Multiple marketing folders with 'TRAINING PLAN' written on a yellow folder

A marketing training plan sets out what your marketing training needs are and how you will meet them. The plan helps you make the best use of your marketing training budget, giving employees the marketing knowledge and skills they need to boost business performance. John Meikle explains

Your marketing training needs

You should start your marketing training plan by assessing your training needs. Typically, these include areas where your marketing is underperforming - for example, if levels of customer retention are falling or if an individual salesperson is consistently underachieving. They may also include areas of opportunity or change - for example, if you are looking to break into new markets or need to ensure sales personnel are up to date with new regulations.

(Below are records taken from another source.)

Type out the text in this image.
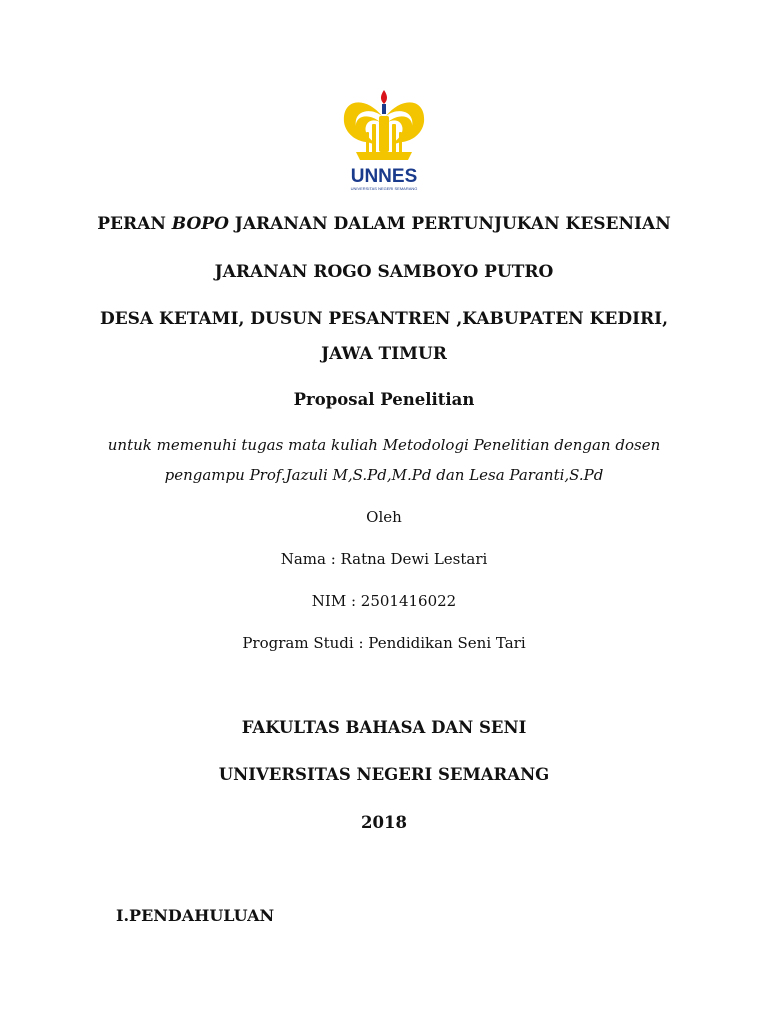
UNNES
UNIVERSITAS NEGERI SEMARANG
PERAN BOPO JARANAN DALAM PERTUNJUKAN KESENIAN
JARANAN ROGO SAMBOYO PUTRO
DESA KETAMI, DUSUN PESANTREN ,KABUPATEN KEDIRI,
JAWA TIMUR
Proposal Penelitian
untuk memenuhi tugas mata kuliah Metodologi Penelitian dengan dosen
pengampu Prof.Jazuli M,S.Pd,M.Pd dan Lesa Paranti,S.Pd
Oleh
Nama : Ratna Dewi Lestari
NIM : 2501416022
Program Studi : Pendidikan Seni Tari
FAKULTAS BAHASA DAN SENI
UNIVERSITAS NEGERI SEMARANG
2018
I.PENDAHULUAN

A training needs analysis like this will help identify areas where improved marketing skills or knowledge could benefit your business. Assessing employees' current level of marketing ability allows you to identify the training gap to be filled.

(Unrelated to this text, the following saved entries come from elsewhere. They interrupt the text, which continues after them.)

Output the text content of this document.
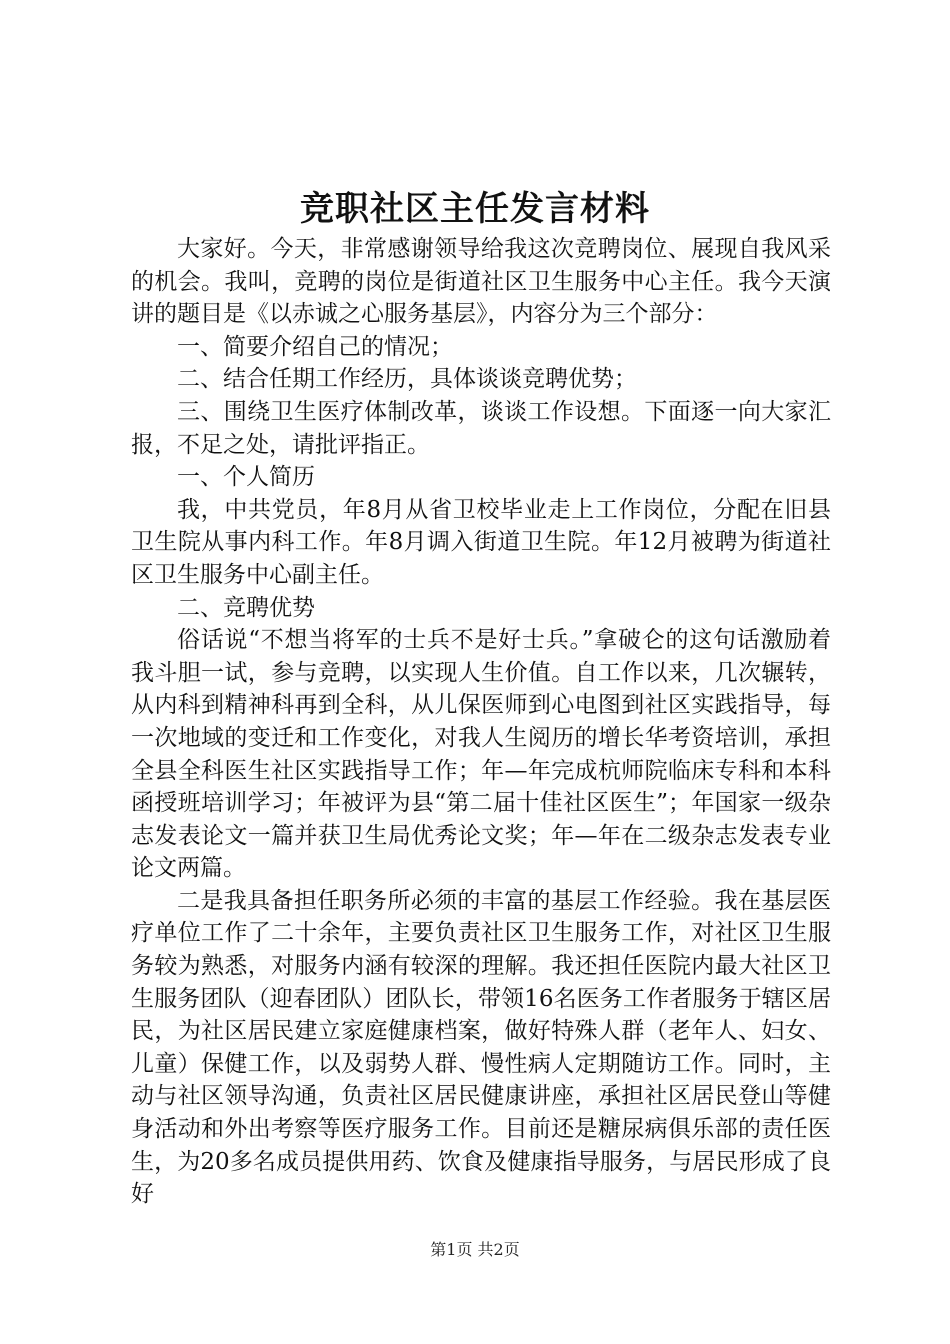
竞职社区主任发言材料

大家好。今天，非常感谢领导给我这次竞聘岗位、展现自我风采的机会。我叫，竞聘的岗位是街道社区卫生服务中心主任。我今天演讲的题目是《以赤诚之心服务基层》，内容分为三个部分：

一、简要介绍自己的情况；

二、结合任期工作经历，具体谈谈竞聘优势；

三、围绕卫生医疗体制改革，谈谈工作设想。下面逐一向大家汇报，不足之处，请批评指正。

一、个人简历

我，中共党员，年8月从省卫校毕业走上工作岗位，分配在旧县卫生院从事内科工作。年8月调入街道卫生院。年12月被聘为街道社区卫生服务中心副主任。

二、竞聘优势

俗话说“不想当将军的士兵不是好士兵。”拿破仑的这句话激励着我斗胆一试，参与竞聘，以实现人生价值。自工作以来，几次辗转，从内科到精神科再到全科，从儿保医师到心电图到社区实践指导，每一次地域的变迁和工作变化，对我人生阅历的增长华考资培训，承担全县全科医生社区实践指导工作；年—年完成杭师院临床专科和本科函授班培训学习；年被评为县“第二届十佳社区医生”；年国家一级杂志发表论文一篇并获卫生局优秀论文奖；年—年在二级杂志发表专业论文两篇。

二是我具备担任职务所必须的丰富的基层工作经验。我在基层医疗单位工作了二十余年，主要负责社区卫生服务工作，对社区卫生服务较为熟悉，对服务内涵有较深的理解。我还担任医院内最大社区卫生服务团队（迎春团队）团队长，带领16名医务工作者服务于辖区居民，为社区居民建立家庭健康档案，做好特殊人群（老年人、妇女、儿童）保健工作，以及弱势人群、慢性病人定期随访工作。同时，主动与社区领导沟通，负责社区居民健康讲座，承担社区居民登山等健身活动和外出考察等医疗服务工作。目前还是糖尿病俱乐部的责任医生，为20多名成员提供用药、饮食及健康指导服务，与居民形成了良好

第1页 共2页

At the same time, consider whether alternatives to training - such as recruiting more experienced marketers, or using consultants - could be a better option.

Marketing training and business objectives

Your aim should be to identify marketing training that will help you achieve business objectives. With a limited marketing budget, you want to prioritise training that delivers the biggest improvements. Selling skills are often a key focus, but training that boosts efficiency (for example, by improving employees' IT skills) or strengthens the management of marketing and sales teams can also have a major impact.

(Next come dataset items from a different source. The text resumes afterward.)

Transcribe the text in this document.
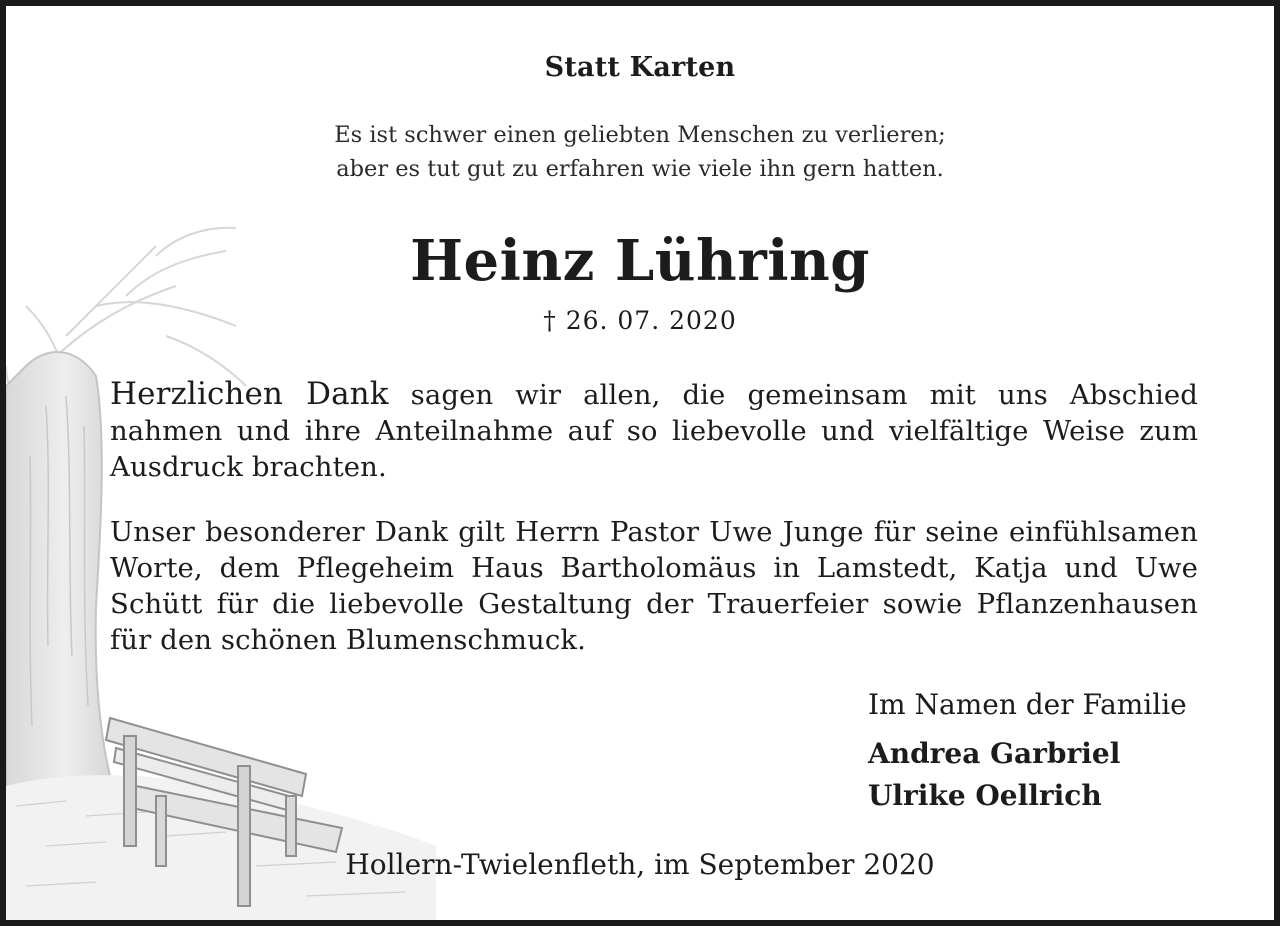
Statt Karten
Es ist schwer einen geliebten Menschen zu verlieren;
aber es tut gut zu erfahren wie viele ihn gern hatten.
Heinz Lühring
† 26. 07. 2020
Herzlichen Dank sagen wir allen, die gemeinsam mit uns Abschied nahmen und ihre Anteilnahme auf so liebevolle und vielfältige Weise zum Ausdruck brachten.
Unser besonderer Dank gilt Herrn Pastor Uwe Junge für seine einfühlsamen Worte, dem Pflegeheim Haus Bartholomäus in Lamstedt, Katja und Uwe Schütt für die liebevolle Gestaltung der Trauerfeier sowie Pflanzenhausen für den schönen Blumenschmuck.
Im Namen der Familie
Andrea Garbriel
Ulrike Oellrich
Hollern-Twielenfleth, im September 2020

Training and development that supports long-term improvements (for example, by improving your ability to identify promising market opportunities) might ultimately deliver the biggest benefits.

Training objectives and plans should work towards clear business outcomes. Ideally, these will include specific, measurable results or performance standards. For example, training in negotiation skills might aim to improve employees' ability to close deals without making excessive price concessions, whilst the overall business objective might be to boost margins to a specified level.

The value of the desired business outcomes can be compared to the costs of training. Although training can have a role to play in motivating and retaining employees, this alone is not usually enough to justify the costs.

Effective marketing training

Your marketing training plan should build on your training objectives by identifying the most appropriate forms of training. As well as on-the-job training, these might include training workshops, seminars or distance learning. Coaching and mentoring can also help, particularly for employees in management roles.

Involving employees in agreeing their own training needs and deciding between different training options can significantly improve training effectiveness. Employees who buy into the value of the training - for themselves and for the business - are likely to show greater performance improvements.

The training plan should also set out when and how marketing training will be evaluated, based on the original training objectives. Training evaluation allows you to assess how effective different training activities have been. Evaluation also starts the process of identifying further opportunities for improvement and future training needs.